Figuring out the return on a project like this can be difficult. The company might determine its average income before the ad campaign, and then again after and look for any difference. In this case, other factors might come into play. The economy may have changed for example, so this is not a completely accurate method. Asking clients where they heard about your product can prove useful to approximate how many new clients were encouraged by the ad. A client who already intended to buy the product might have seen the ad on the way to the store, so this is not a foolproof method either.

Because ROI is often not a precise measurement, an approximate figure is usually sufficient. The more accurate the better, but some error is expected. ROI is most often used as a comparison between different investment options.

What does Bounce Rate mean and what is an acceptable rate?

Bounce rate is a term used in web site traffic analysis. It essentially represents the percentage of initial visitors to a site who enters and exits at the same page without visiting any other pages on the site in between.

SEO companies use this measure to guage the quality of visits to the website. A high bounce rate typically indicates that pages are not relevant to your visitors or thier searches. The more relevant your entrance pages are to the search terms use the more visitors will want to stay on your site and convert to clients.

Opinions vary regarding acceptable bounce rates with Google suggesting that a 30% or better rate is acceptable. Acceptable bounce rate is really determined by what your goal on a web page is.
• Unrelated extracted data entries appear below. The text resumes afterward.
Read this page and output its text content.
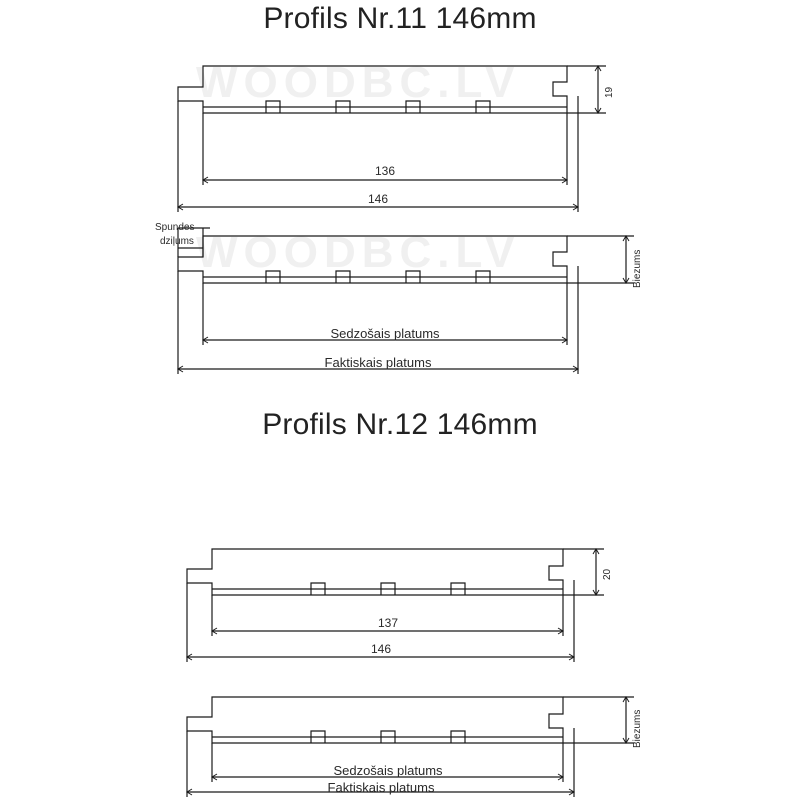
Profils Nr.11 146mm
Profils Nr.12 146mm
WOODBC.LV
WOODBC.LV
19
136
146
Spundes
dziļums
Biezums
Sedzošais platums
Faktiskais platums
20
137
146
Biezums
Sedzošais platums
Faktiskais platums
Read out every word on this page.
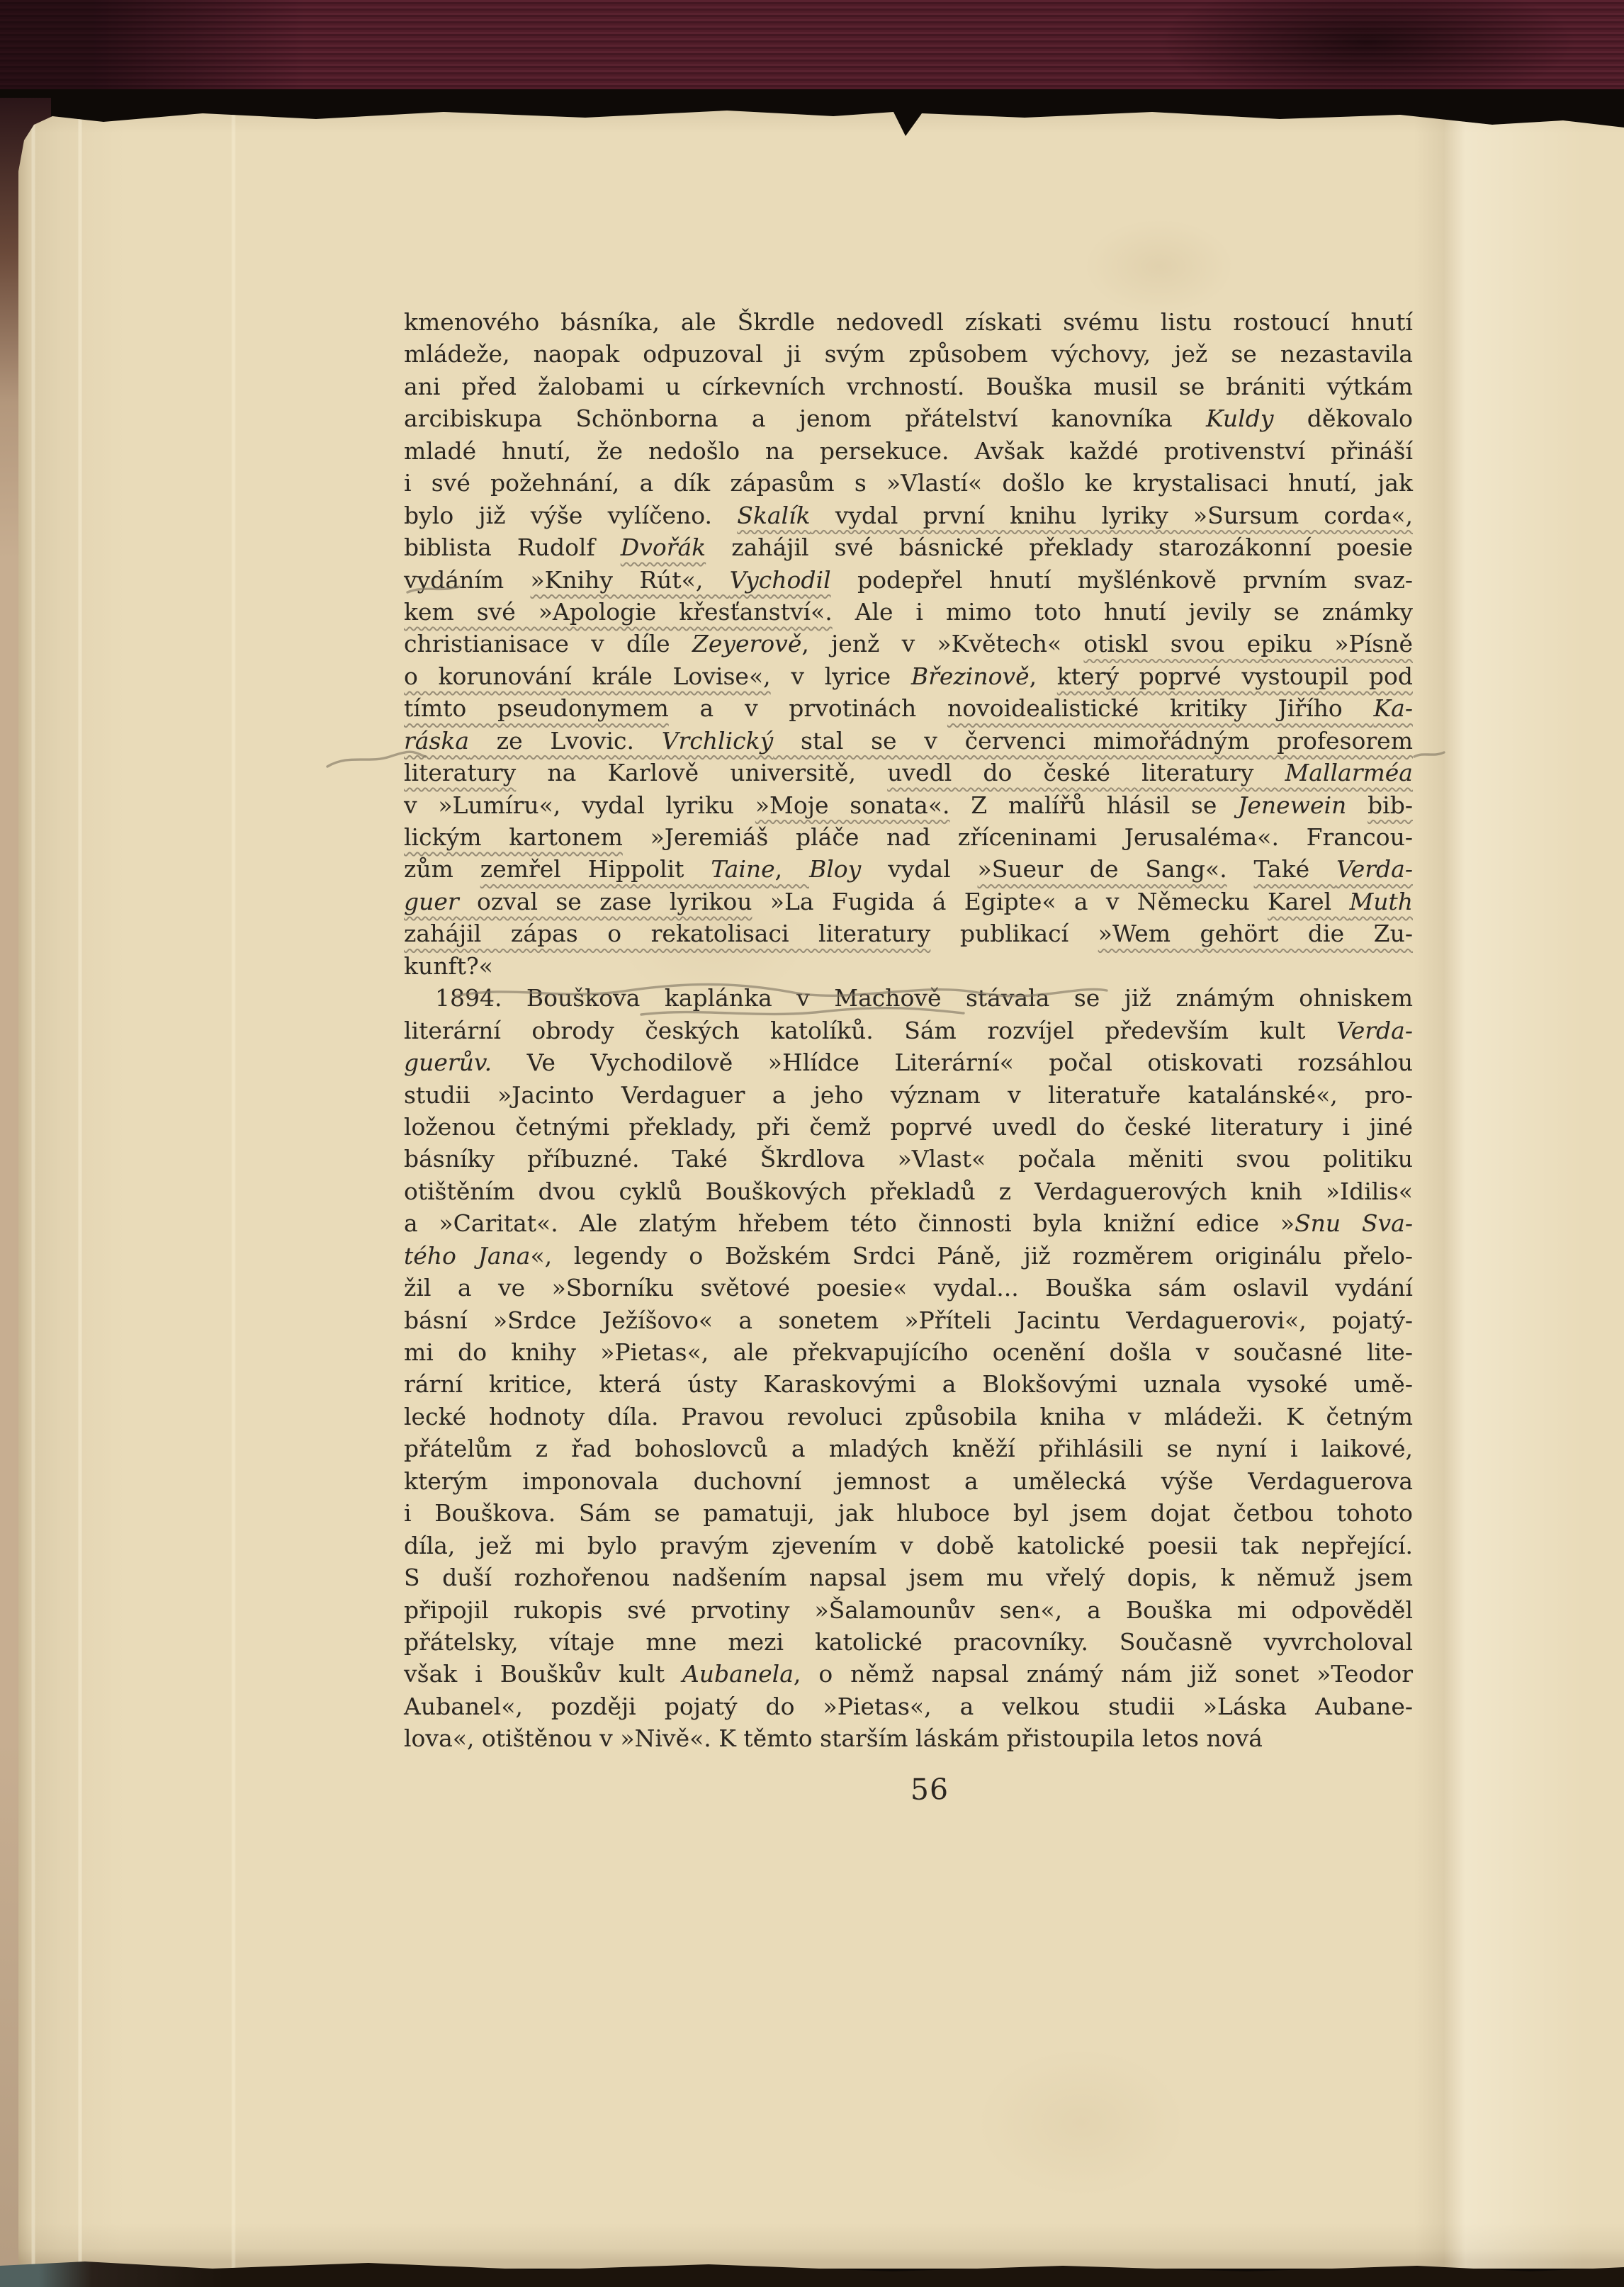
kmenového básníka, ale Škrdle nedovedl získati svému listu rostoucí hnutí
mládeže, naopak odpuzoval ji svým způsobem výchovy, jež se nezastavila
ani před žalobami u církevních vrchností. Bouška musil se brániti výtkám
arcibiskupa Schönborna a jenom přátelství kanovníka Kuldy děkovalo
mladé hnutí, že nedošlo na persekuce. Avšak každé protivenství přináší
i své požehnání, a dík zápasům s »Vlastí« došlo ke krystalisaci hnutí, jak
bylo již výše vylíčeno. Skalík vydal první knihu lyriky »Sursum corda«,
biblista Rudolf Dvořák zahájil své básnické překlady starozákonní poesie
vydáním »Knihy Rút«, Vychodil podepřel hnutí myšlénkově prvním svaz-
kem své »Apologie křesťanství«. Ale i mimo toto hnutí jevily se známky
christianisace v díle Zeyerově, jenž v »Květech« otiskl svou epiku »Písně
o korunování krále Lovise«, v lyrice Březinově, který poprvé vystoupil pod
tímto pseudonymem a v prvotinách novoidealistické kritiky Jiřího Ka-
ráska ze Lvovic. Vrchlický stal se v červenci mimořádným profesorem
literatury na Karlově universitě, uvedl do české literatury Mallarméa
v »Lumíru«, vydal lyriku »Moje sonata«. Z malířů hlásil se Jenewein bib-
lickým kartonem »Jeremiáš pláče nad zříceninami Jerusaléma«. Francou-
zům zemřel Hippolit Taine, Bloy vydal »Sueur de Sang«. Také Verda-
guer ozval se zase lyrikou »La Fugida á Egipte« a v Německu Karel Muth
zahájil zápas o rekatolisaci literatury publikací »Wem gehört die Zu-
kunft?«
1894. Bouškova kaplánka v Machově stávala se již známým ohniskem
literární obrody českých katolíků. Sám rozvíjel především kult Verda-
guerův. Ve Vychodilově »Hlídce Literární« počal otiskovati rozsáhlou
studii »Jacinto Verdaguer a jeho význam v literatuře katalánské«, pro-
loženou četnými překlady, při čemž poprvé uvedl do české literatury i jiné
básníky příbuzné. Také Škrdlova »Vlast« počala měniti svou politiku
otištěním dvou cyklů Bouškových překladů z Verdaguerových knih »Idilis«
a »Caritat«. Ale zlatým hřebem této činnosti byla knižní edice »Snu Sva-
tého Jana«, legendy o Božském Srdci Páně, již rozměrem originálu přelo-
žil a ve »Sborníku světové poesie« vydal... Bouška sám oslavil vydání
básní »Srdce Ježíšovo« a sonetem »Příteli Jacintu Verdaguerovi«, pojatý-
mi do knihy »Pietas«, ale překvapujícího ocenění došla v současné lite-
rární kritice, která ústy Karaskovými a Blokšovými uznala vysoké umě-
lecké hodnoty díla. Pravou revoluci způsobila kniha v mládeži. K četným
přátelům z řad bohoslovců a mladých kněží přihlásili se nyní i laikové,
kterým imponovala duchovní jemnost a umělecká výše Verdaguerova
i Bouškova. Sám se pamatuji, jak hluboce byl jsem dojat četbou tohoto
díla, jež mi bylo pravým zjevením v době katolické poesii tak nepřející.
S duší rozhořenou nadšením napsal jsem mu vřelý dopis, k němuž jsem
připojil rukopis své prvotiny »Šalamounův sen«, a Bouška mi odpověděl
přátelsky, vítaje mne mezi katolické pracovníky. Současně vyvrcholoval
však i Bouškův kult Aubanela, o němž napsal známý nám již sonet »Teodor
Aubanel«, později pojatý do »Pietas«, a velkou studii »Láska Aubane-
lova«, otištěnou v »Nivě«. K těmto starším láskám přistoupila letos nová
56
If a person's query is answered on the landing page, then a high bounce rate is fine. If you want someone to buy something on the next page, then a high bounce rate is bad.

What is Google Analytics?

Google Analytics (GA) is a free service offered by Google that generates detailed statistics about the visitors to a website. The tool can be used to track all the usual site activities: visits, page views, pages per visit, bounce rates and average time on site etc. But it can also be used to specifically track Adsense traffic.